Apply field type checking in text_expansion queries #116335

henriquepaes1 · 2024-11-06T15:26:28Z

This PR closes #116046 by adding a type verification in a text_expansion query. As @kderusso detailed, field type checking happens only when a text_expansion query are rewritten as a weighted_tokens query due to token pruning. The code is refactored such that field type checking occurs regardless of token pruning and text_expansion queries occur only against allowed types (sparse_vector and rank features).

henriquepaes1 · 2024-11-06T15:40:41Z

Hey guys! I'm pretty stuck with the field type checking. I was reading through other queries' code (such as WeightedTokenQuery that @kderusso mentioned) and noticed that field type checking happens through the query context.
I'm trying a similar approach with TextExpansionQuery but I noticed that in the class entry point (doRewrite method), the context is received as a QueryRewriteContext, which has limited capabilities. Until this moment, I have tried the following:

Query the field type using rewrite context: unsuccessful because most mapping information is null in the RewriteContext
Get the SearchContext with the convertToSearchExecutionContext method: the implementation returns null

I'm thinking about going up in the call stack and making this verification in a place with a more meaningful context. I don't know if that's the right approach since it will probably lead to code outside the TextExpansionQuery class, and from what I studied, boolean queries are flexible and this kind of verification would definitely break everything. Can someone enlighten me?

kderusso · 2024-11-06T20:56:39Z

In general, I think the approach here should be to rewrite the query to a WeightedTokensQueryBuilder as often as possible during the rewrite phase. Right now the criteria is if pruning is configured, but are there any additional checks we can do? I'm sorry that I don't have the time to dig in today to look into more concrete suggestions, but that's where I'd start.

henriquepaes1 · 2024-11-07T16:21:33Z

Right now the criteria is if pruning is configured, but are there any additional checks we can do?

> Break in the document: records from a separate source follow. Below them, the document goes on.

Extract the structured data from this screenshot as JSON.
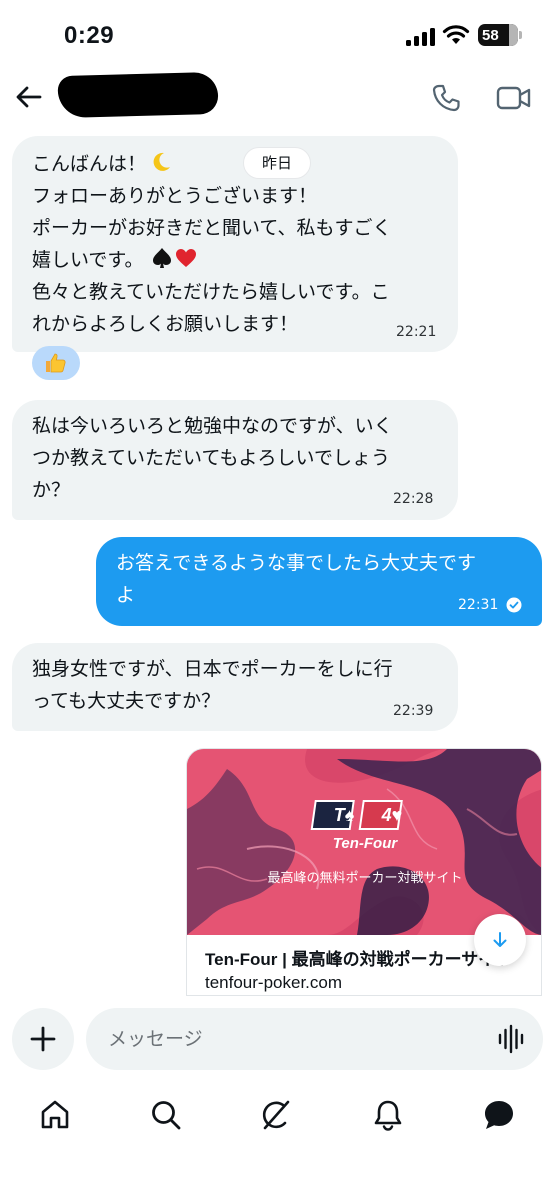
{
  "status_bar": {
    "time": "0:29",
    "battery": "58"
  },
  "header": {
    "contact_name_redacted": true
  },
  "date_separator": "昨日",
  "messages": [
    {
      "direction": "in",
      "lines": [
        "こんばんは！",
        "フォローありがとうございます！",
        "ポーカーがお好きだと聞いて、私もすごく",
        "嬉しいです。",
        "色々と教えていただけたら嬉しいです。こ",
        "れからよろしくお願いします！"
      ],
      "time": "22:21",
      "reaction": "thumbs-up"
    },
    {
      "direction": "in",
      "lines": [
        "私は今いろいろと勉強中なのですが、いく",
        "つか教えていただいてもよろしいでしょう",
        "か？"
      ],
      "time": "22:28"
    },
    {
      "direction": "out",
      "lines": [
        "お答えできるような事でしたら大丈夫です",
        "よ"
      ],
      "time": "22:31",
      "read": true
    },
    {
      "direction": "in",
      "lines": [
        "独身女性ですが、日本でポーカーをしに行",
        "っても大丈夫ですか？"
      ],
      "time": "22:39"
    }
  ],
  "link_preview": {
    "logo_left": "T♠",
    "logo_right": "4♥",
    "brand": "Ten-Four",
    "tagline": "最高峰の無料ポーカー対戦サイト",
    "title": "Ten-Four | 最高峰の対戦ポーカーサイト",
    "domain": "tenfour-poker.com"
  },
  "composer": {
    "placeholder": "メッセージ"
  },
  "colors": {
    "accent": "#1d9bf0",
    "incoming_bubble": "#eff3f4",
    "reaction_bg": "#b9d9fb"
  },
  "icons": [
    "back-arrow-icon",
    "phone-icon",
    "video-icon",
    "moon-icon",
    "spade-icon",
    "heart-icon",
    "thumbs-up-icon",
    "check-circle-icon",
    "arrow-down-icon",
    "plus-icon",
    "voice-icon",
    "home-icon",
    "search-icon",
    "grok-icon",
    "bell-icon",
    "messages-icon"
  ]
}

I read through your article and it gave me some ideas. You mention that "inference results that would be sent as input into a text expansion search". Since we're trying to rewrite most of the work as a WeightedTokens query, would it be enough to verify that the text expansion results produced weighted tokens?

kderusso · 2024-11-07T20:26:30Z

I read through your article and it gave me some ideas.
You mention that "inference results that would be sent as input into a text expansion search". Since we're trying to rewrite most of the work as a WeightedTokens query, would it be enough to verify that the text expansion results produced weighted tokens?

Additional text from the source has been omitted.